The new technology developed in Finland is said to allow the transfer of more than half the energy of wood raw materials to the end-product. According to a statement, the technology is considered ready for the construction of a commercial-scale production plant in Europe.
VTT has assessed the techno-economics of the production of renewable liquid transportation fuels from forest residues. Case studies focused on the production of four biofuels using a method based on pressurised fluidised-bed gasification. The fuels studied were methanol, dimethyl ether (DME), Fischer-Tropsch liquids and synthetic gasoline.
The results show that the production of renewable biofuels from lignocellulosic biomass, mainly bark and forestry residues, could achieve an energy efficiency of 50 per cent, depending on the end-product and process conditions.
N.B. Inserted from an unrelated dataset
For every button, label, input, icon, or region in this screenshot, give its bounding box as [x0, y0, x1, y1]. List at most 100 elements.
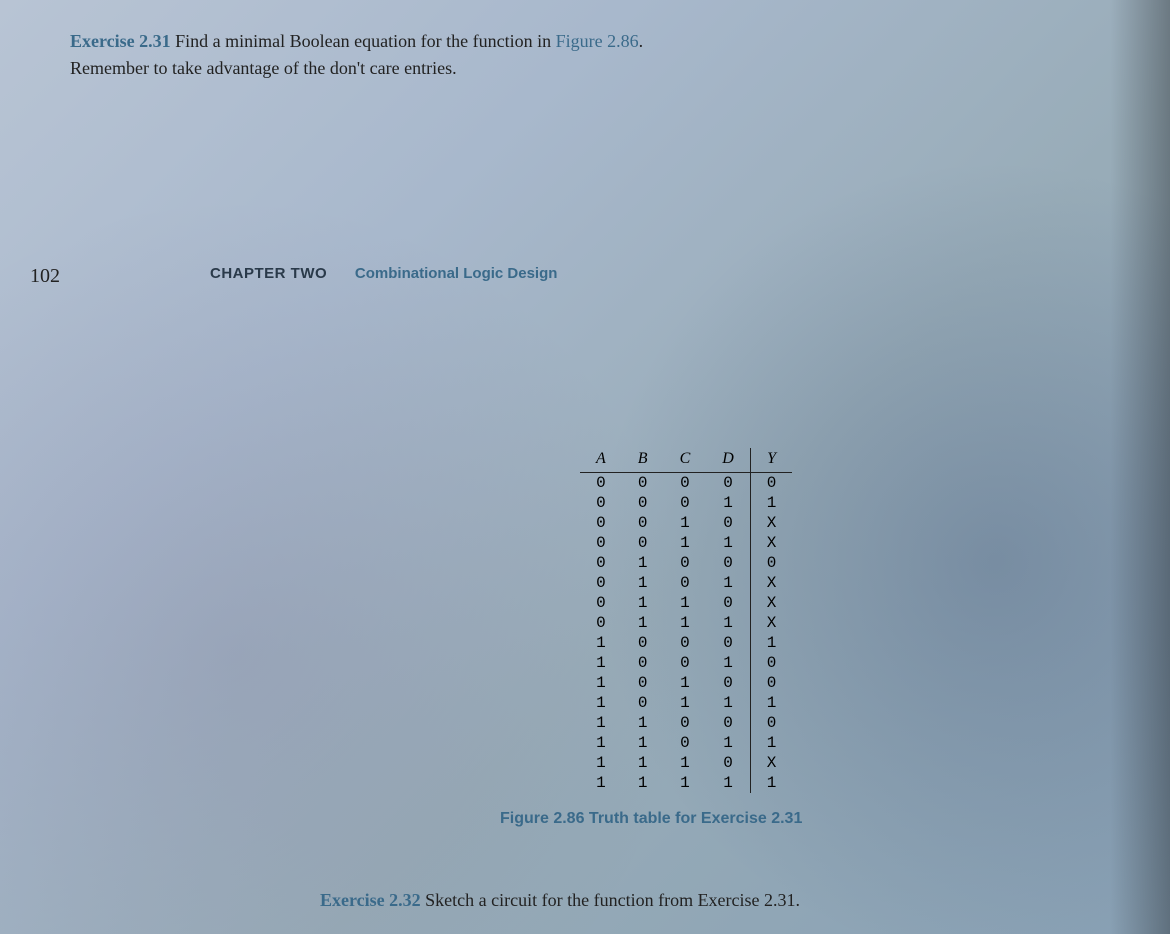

Should the thermal energy produced as a by-product be exploited for district heat or industrial steam, for example, the overall efficiency from biomass to saleable energy products could reach 74 per cent.
Based on the case studies, the research scientists estimated that once commercialised the technology can be used to produce liquid transportation fuel at the cost of 58 €/MWh. Converted into gasoline-equivalent price per litre, the estimated production cost would be 0.5.7 €/litre. The price of renewable solutions would be on a level with the current pre-tax price of fossil transportation fuels, and cheaper than existing imported biofuels.
Each case study design was based on a biomess-to-liquid (BTL) plant with 300MW capacity, the equivalent of a large district heating power plant. A biorefinery of this size could produce liquid transportation fuel for about 150,000 cars. The EU has set a target of 10 per cent renewable energy content for the transportation sector by 2020. For Finland, the target is 20 per cent.
After long-term development work, the technical functionality of the production process was verified through testing at VTT test rigs as well as industrial piloting in Finland and in the US. The technology is now ready for its first commercial-scale demonstration. However, the first wave of these production plants requires significant public venture capital investment, for which planning has been initiated at Finnish and EU level.
According to the research results, the best efficiency and lowest production costs were achieved in the production of biomethanol. The risks related to the commercialisation of the synthesis technology were also estimated to be lower with the biomethanol production plant compared to the other options.